A combination of factors caused the slump, starting with surging COVID-19 cases driven by the Omicron variant at the beginning of the year. Then followed Russia's invasion of Ukraine, decades-high inflation and aggressive interest rate hikes from the Federal Reserve, stoking worries of a possible recession and slowing economic growth.
"The first half of the year has been difficult for investors with prices dealing across asset classes. While we often hear that the S&P 500 declined only modestly, the reality is that a typical cross-asset portfolio declined more than during the 2020 pandemic or any other crisis after 2008 (due to simultaneous declines in stocks and bonds)," said JPMorgan in its global research mid-year outlook.
This year's performance is a stark contrast to 2021, which saw the S&P 500 gain in both H1 and H2 on the back of a reopening of the economy, abundant liquidity, ultra-loose monetary policy and signs of economic recovery returning to pre-pandemic levels.
Amongst the eleven sectors of the S&P 500, energy was the only one to end in the green, adding nearly 30% in H1, as oil prices soared after Russia's invasion of Ukraine. Amongst the losers, utilities fell the least (-2%), while the communication services and consumer discretionary sectors slumped more than 30%.
See below a breakdown of the eleven sectors of the S&P 500 and their H1 performance. Additionally, see how the accompanying SPDR Select Sector ETF performed from the close on December 31st, 2021 to the close of June 30th, 2022.
#1: Energy +29.2%, and the Energy Select Sector SPDR ETF (XLE) +28.8%. Read: Energy sector second half outlook - expect the unexpected.
#2: Utilities -2%, and the Utilities Select Sector SPDR ETF (XLU) -2%.
#3: Consumer Staples -6.8%, and the Consumer Staples Select Sector SPDR ETF (XLP) -6.4%.
#4: Health Care -9.1%, and the Health Care Select Sector SPDR ETF (XLV) -9%. Read: COVID vaccine stocks lead biotech selloff in 1H; three reasons to see recovery.
#5: Industrials -17.5%, and the Industrial Select Sector SPDR ETF (XLI) -17.5%. Read: Allegheny leads industrial gainers in H1, top 5 losers see over 50% stock value wiped out.
#6: Materials -18.7%, and the Materials Select Sector SPDR ETF (XLB) -18.8%.
#7: Financials -19.5%, and the Financial Select Sector SPDR ETF (XLF) -19.5%. Read: Financials stocks dropped with broader market in H1, while insurers climbed.
#8: Real Estate -21.2%, and the Real Estate Select Sector SPDR ETF (XLRE) -21.1%. Read: Real Estate slumps 21% in 1H22, focus on mortgage rates.
#9: Information Technology -27.2%, and the Technology Select Sector SPDR ETF (XLK) -26.9%.
#10: Communication Services -30.5%, and the Communication Services Select Sector SPDR Fund (XLC) -30.1%. Read: Communications stocks stumble into second half, bracing for slowdown.
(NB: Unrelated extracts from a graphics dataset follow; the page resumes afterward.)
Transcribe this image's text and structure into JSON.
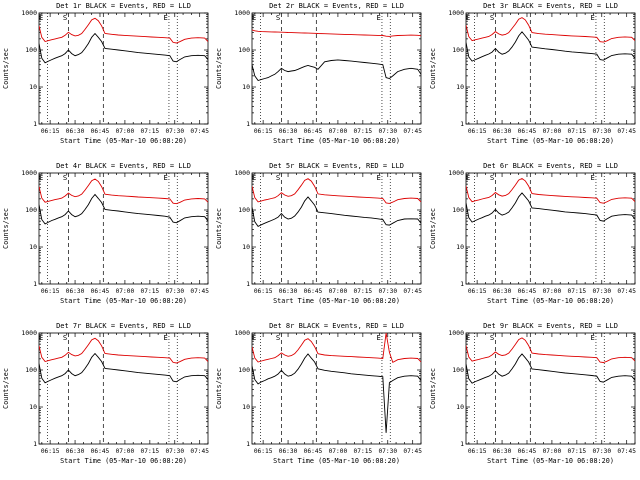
{
  "page": {
    "background": "#ffffff"
  },
  "colors": {
    "events": "#000000",
    "lld": "#dd0000",
    "axis": "#000000"
  },
  "chart_data": {
    "type": "line",
    "grid": [
      3,
      3
    ],
    "yscale": "log",
    "ylim": [
      1,
      1000
    ],
    "xlim": [
      8.3,
      110
    ],
    "xlabel": "Start Time (05-Mar-10 06:08:20)",
    "ylabel": "Counts/sec",
    "legend_note": "BLACK = Events, RED = LLD (legend embedded in each panel title)",
    "xticks": [
      {
        "m": 15,
        "label": "06:15"
      },
      {
        "m": 30,
        "label": "06:30"
      },
      {
        "m": 45,
        "label": "06:45"
      },
      {
        "m": 60,
        "label": "07:00"
      },
      {
        "m": 75,
        "label": "07:15"
      },
      {
        "m": 90,
        "label": "07:30"
      },
      {
        "m": 105,
        "label": "07:45"
      }
    ],
    "yticks": [
      {
        "v": 1,
        "label": "1"
      },
      {
        "v": 10,
        "label": "10"
      },
      {
        "v": 100,
        "label": "100"
      },
      {
        "v": 1000,
        "label": "1000"
      }
    ],
    "markers": {
      "vlines": [
        {
          "m": 13.5,
          "style": "dotted"
        },
        {
          "m": 26,
          "style": "dashed"
        },
        {
          "m": 47,
          "style": "dashed"
        },
        {
          "m": 86.5,
          "style": "dotted"
        },
        {
          "m": 91.5,
          "style": "dotted"
        }
      ],
      "labels": [
        {
          "m": 9.5,
          "t": "E"
        },
        {
          "m": 24,
          "t": "S"
        },
        {
          "m": 84.5,
          "t": "E"
        }
      ]
    },
    "x_minutes": [
      8.3,
      10,
      12,
      14,
      16,
      18,
      20,
      22,
      24,
      26,
      28,
      30,
      32,
      34,
      36,
      38,
      40,
      42,
      44,
      46,
      48,
      52,
      56,
      60,
      64,
      68,
      72,
      76,
      80,
      84,
      87,
      89,
      91,
      93,
      96,
      100,
      104,
      108,
      110
    ],
    "panels": [
      {
        "title": "Det 1r BLACK = Events, RED = LLD",
        "series": [
          {
            "name": "Events",
            "color": "#000000",
            "y": [
              150,
              60,
              45,
              50,
              55,
              60,
              65,
              70,
              80,
              100,
              80,
              70,
              75,
              85,
              110,
              150,
              220,
              280,
              220,
              170,
              110,
              105,
              100,
              95,
              90,
              85,
              82,
              79,
              76,
              73,
              70,
              50,
              48,
              55,
              65,
              70,
              72,
              70,
              55
            ]
          },
          {
            "name": "LLD",
            "color": "#dd0000",
            "y": [
              450,
              220,
              170,
              180,
              190,
              200,
              210,
              220,
              250,
              300,
              260,
              240,
              250,
              280,
              360,
              480,
              650,
              720,
              620,
              450,
              280,
              265,
              255,
              248,
              242,
              236,
              230,
              225,
              220,
              215,
              210,
              160,
              155,
              168,
              195,
              210,
              215,
              210,
              170
            ]
          }
        ]
      },
      {
        "title": "Det 2r BLACK = Events, RED = LLD",
        "series": [
          {
            "name": "Events",
            "color": "#000000",
            "y": [
              40,
              20,
              15,
              16,
              17,
              18,
              20,
              22,
              26,
              32,
              28,
              26,
              27,
              28,
              30,
              33,
              36,
              38,
              36,
              34,
              30,
              48,
              52,
              54,
              52,
              50,
              48,
              46,
              44,
              42,
              40,
              18,
              17,
              20,
              26,
              30,
              32,
              30,
              22
            ]
          },
          {
            "name": "LLD",
            "color": "#dd0000",
            "y": [
              350,
              330,
              320,
              315,
              312,
              310,
              308,
              306,
              304,
              302,
              300,
              298,
              296,
              294,
              292,
              290,
              288,
              286,
              284,
              282,
              280,
              276,
              272,
              268,
              264,
              260,
              257,
              254,
              251,
              248,
              246,
              236,
              233,
              240,
              246,
              250,
              252,
              250,
              243
            ]
          }
        ]
      },
      {
        "title": "Det 3r BLACK = Events, RED = LLD",
        "series": [
          {
            "name": "Events",
            "color": "#000000",
            "y": [
              160,
              65,
              50,
              55,
              60,
              66,
              72,
              78,
              88,
              110,
              88,
              77,
              82,
              94,
              120,
              165,
              240,
              310,
              240,
              185,
              120,
              114,
              108,
              103,
              98,
              93,
              89,
              86,
              83,
              80,
              77,
              55,
              53,
              60,
              71,
              77,
              79,
              77,
              60
            ]
          },
          {
            "name": "LLD",
            "color": "#dd0000",
            "y": [
              470,
              230,
              180,
              190,
              200,
              210,
              220,
              232,
              262,
              315,
              272,
              252,
              262,
              295,
              380,
              500,
              680,
              750,
              650,
              470,
              295,
              278,
              268,
              260,
              253,
              247,
              241,
              236,
              231,
              226,
              221,
              168,
              163,
              176,
              205,
              220,
              226,
              220,
              178
            ]
          }
        ]
      },
      {
        "title": "Det 4r BLACK = Events, RED = LLD",
        "series": [
          {
            "name": "Events",
            "color": "#000000",
            "y": [
              140,
              55,
              42,
              47,
              52,
              56,
              61,
              66,
              75,
              94,
              75,
              66,
              70,
              80,
              103,
              140,
              205,
              262,
              206,
              159,
              103,
              98,
              94,
              89,
              84,
              80,
              77,
              74,
              71,
              68,
              64,
              47,
              45,
              51,
              61,
              66,
              68,
              66,
              51
            ]
          },
          {
            "name": "LLD",
            "color": "#dd0000",
            "y": [
              430,
              210,
              162,
              172,
              182,
              191,
              200,
              210,
              239,
              287,
              248,
              229,
              239,
              267,
              344,
              458,
              620,
              688,
              592,
              430,
              267,
              253,
              244,
              237,
              231,
              225,
              220,
              215,
              210,
              205,
              200,
              153,
              148,
              160,
              186,
              200,
              205,
              200,
              162
            ]
          }
        ]
      },
      {
        "title": "Det 5r BLACK = Events, RED = LLD",
        "series": [
          {
            "name": "Events",
            "color": "#000000",
            "y": [
              120,
              48,
              36,
              40,
              44,
              48,
              52,
              57,
              64,
              80,
              64,
              57,
              60,
              69,
              88,
              120,
              176,
              225,
              176,
              136,
              88,
              84,
              80,
              76,
              72,
              69,
              66,
              63,
              61,
              58,
              55,
              40,
              39,
              44,
              52,
              57,
              58,
              57,
              44
            ]
          },
          {
            "name": "LLD",
            "color": "#dd0000",
            "y": [
              440,
              215,
              166,
              176,
              186,
              195,
              205,
              215,
              244,
              293,
              254,
              234,
              244,
              273,
              351,
              468,
              634,
              703,
              605,
              440,
              273,
              258,
              249,
              242,
              236,
              230,
              225,
              220,
              215,
              210,
              205,
              156,
              151,
              164,
              190,
              205,
              210,
              205,
              166
            ]
          }
        ]
      },
      {
        "title": "Det 6r BLACK = Events, RED = LLD",
        "series": [
          {
            "name": "Events",
            "color": "#000000",
            "y": [
              155,
              62,
              47,
              52,
              57,
              62,
              68,
              73,
              83,
              104,
              83,
              73,
              78,
              88,
              114,
              156,
              228,
              290,
              228,
              176,
              114,
              109,
              104,
              99,
              94,
              89,
              86,
              83,
              80,
              76,
              73,
              52,
              50,
              57,
              68,
              73,
              75,
              73,
              57
            ]
          },
          {
            "name": "LLD",
            "color": "#dd0000",
            "y": [
              445,
              218,
              168,
              178,
              188,
              198,
              208,
              218,
              247,
              297,
              257,
              237,
              247,
              277,
              356,
              475,
              643,
              712,
              613,
              445,
              277,
              262,
              252,
              245,
              239,
              233,
              228,
              223,
              218,
              213,
              208,
              158,
              153,
              166,
              193,
              208,
              213,
              208,
              168
            ]
          }
        ]
      },
      {
        "title": "Det 7r BLACK = Events, RED = LLD",
        "series": [
          {
            "name": "Events",
            "color": "#000000",
            "y": [
              150,
              60,
              45,
              50,
              55,
              60,
              65,
              70,
              80,
              100,
              80,
              70,
              75,
              85,
              110,
              150,
              220,
              280,
              220,
              170,
              110,
              105,
              100,
              95,
              90,
              85,
              82,
              79,
              76,
              73,
              70,
              50,
              48,
              55,
              65,
              70,
              72,
              70,
              55
            ]
          },
          {
            "name": "LLD",
            "color": "#dd0000",
            "y": [
              450,
              220,
              170,
              180,
              190,
              200,
              210,
              220,
              250,
              300,
              260,
              240,
              250,
              280,
              360,
              480,
              650,
              720,
              620,
              450,
              280,
              265,
              255,
              248,
              242,
              236,
              230,
              225,
              220,
              215,
              210,
              160,
              155,
              168,
              195,
              210,
              215,
              210,
              170
            ]
          }
        ]
      },
      {
        "title": "Det 8r BLACK = Events, RED = LLD",
        "series": [
          {
            "name": "Events",
            "color": "#000000",
            "y": [
              130,
              55,
              42,
              48,
              52,
              58,
              62,
              68,
              78,
              98,
              78,
              68,
              72,
              82,
              105,
              145,
              210,
              270,
              210,
              165,
              108,
              98,
              92,
              88,
              84,
              79,
              76,
              73,
              70,
              68,
              66,
              2,
              45,
              52,
              62,
              68,
              70,
              68,
              52
            ]
          },
          {
            "name": "LLD",
            "color": "#dd0000",
            "y": [
              420,
              210,
              165,
              175,
              185,
              195,
              205,
              215,
              245,
              290,
              255,
              235,
              245,
              275,
              350,
              470,
              640,
              700,
              590,
              430,
              275,
              255,
              245,
              240,
              235,
              230,
              225,
              220,
              215,
              210,
              205,
              1000,
              300,
              160,
              190,
              205,
              210,
              205,
              165
            ]
          }
        ]
      },
      {
        "title": "Det 9r BLACK = Events, RED = LLD",
        "series": [
          {
            "name": "Events",
            "color": "#000000",
            "y": [
              145,
              58,
              44,
              49,
              53,
              58,
              63,
              68,
              77,
              97,
              77,
              68,
              73,
              82,
              107,
              146,
              214,
              272,
              214,
              165,
              107,
              102,
              97,
              92,
              87,
              83,
              80,
              77,
              74,
              71,
              68,
              49,
              47,
              53,
              63,
              68,
              70,
              68,
              53
            ]
          },
          {
            "name": "LLD",
            "color": "#dd0000",
            "y": [
              460,
              225,
              174,
              184,
              194,
              204,
              215,
              225,
              256,
              307,
              266,
              246,
              256,
              287,
              368,
              491,
              665,
              736,
              634,
              460,
              287,
              271,
              261,
              254,
              248,
              241,
              235,
              230,
              225,
              220,
              215,
              164,
              159,
              172,
              200,
              215,
              220,
              215,
              174
            ]
          }
        ]
      }
    ]
  }
}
#11: Consumer Discretionary -33.1%, and the Consumer Discretionary Select Sector SPDR ETF (XLY) -32.8%.
Below is a chart of the eleven sectors' year-to-date performance and how they have fared against the S&P 500.
Outlook for H2:
The Federal Reserve will be firmly in the spotlight in the coming months, as the U.S. central bank gears up further rate hikes to combat rising inflation. Many are worried that the Fed's actions may not be able to temper inflation and could push the economy into a downward spiral as borrowing costs increase.
"The FOMC has signaled their commitment to bringing inflation back to the 2.0% target, and seems intent on doing so even at the expense of growth," UBS research said last month.
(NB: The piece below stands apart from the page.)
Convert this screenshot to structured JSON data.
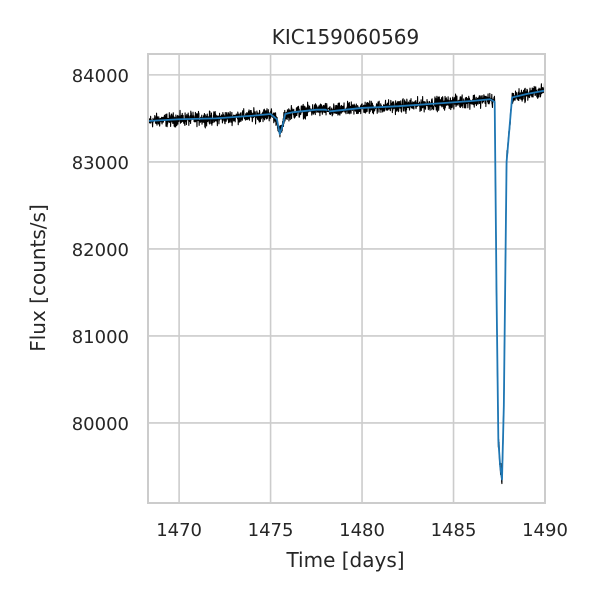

"Our U.S. economists expect the Fed to hike overnight rates to 3.25-3.5% by end '22 & 4-4.25% by mid '23," BofA global research said in June. "The rate outlook will largely hinge on the path of inflation. We continue to believe that inflation will moderate over the next 6-12m with coming growth slowdown/recession; however, we recognize inflation risks are on the high side," BofA added.
Expectations have also been tempered by many entities with regard to earnings for the rest of the year. Earnings season, which kicks off later this month, could present a trading risk, though buy-the-dip institutional managers and retail investors could help prop up the markets.
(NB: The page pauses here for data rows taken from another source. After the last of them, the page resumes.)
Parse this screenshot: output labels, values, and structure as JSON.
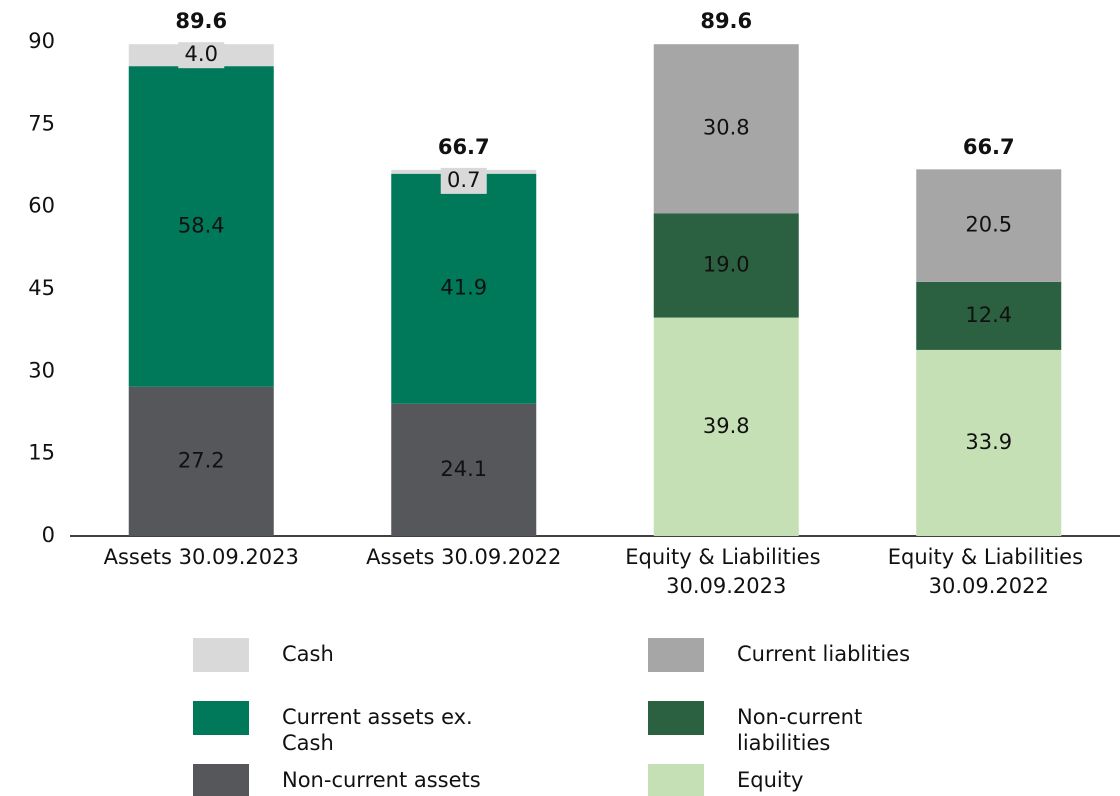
{
  "chart_data": {
    "type": "stacked_bar",
    "categories": [
      "Assets 30.09.2023",
      "Assets 30.09.2022",
      "Equity & Liabilities 30.09.2023",
      "Equity & Liabilities 30.09.2022"
    ],
    "series": [
      {
        "name": "Non-current assets",
        "color": "#55575b",
        "label_color": "#ffffff",
        "values": [
          27.2,
          24.1,
          null,
          null
        ],
        "value_labels": [
          "27.2",
          "24.1",
          null,
          null
        ]
      },
      {
        "name": "Current assets ex. Cash",
        "color": "#00785a",
        "label_color": "#ffffff",
        "values": [
          58.4,
          41.9,
          null,
          null
        ],
        "value_labels": [
          "58.4",
          "41.9",
          null,
          null
        ]
      },
      {
        "name": "Cash",
        "color": "#d9d9d9",
        "label_color": "#222222",
        "values": [
          4.0,
          0.7,
          null,
          null
        ],
        "value_labels": [
          "4.0",
          "0.7",
          null,
          null
        ]
      },
      {
        "name": "Equity",
        "color": "#c5e0b4",
        "label_color": "#222222",
        "values": [
          null,
          null,
          39.8,
          33.9
        ],
        "value_labels": [
          null,
          null,
          "39.8",
          "33.9"
        ]
      },
      {
        "name": "Non-current liabilities",
        "color": "#2b6140",
        "label_color": "#ffffff",
        "values": [
          null,
          null,
          19.0,
          12.4
        ],
        "value_labels": [
          null,
          null,
          "19.0",
          "12.4"
        ]
      },
      {
        "name": "Current liablities",
        "color": "#a6a6a6",
        "label_color": "#222222",
        "values": [
          null,
          null,
          30.8,
          20.5
        ],
        "value_labels": [
          null,
          null,
          "30.8",
          "20.5"
        ]
      }
    ],
    "totals": [
      89.6,
      66.7,
      89.6,
      66.7
    ],
    "ylim": [
      0,
      90
    ],
    "yticks": [
      0,
      15,
      30,
      45,
      60,
      75,
      90
    ],
    "grid": false
  }
}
Goldman Sachs research believes consensus margin forecasts suggest that earnings estimates are likely too optimistic, and that profit margins for the median S&P 500 company will likely decline next year whether or not the economy falls into recession.
"While investors are focused on the possibility of recession, the equity market does not appear to be fully reflecting the downside risks to earnings," Goldman Sachs said.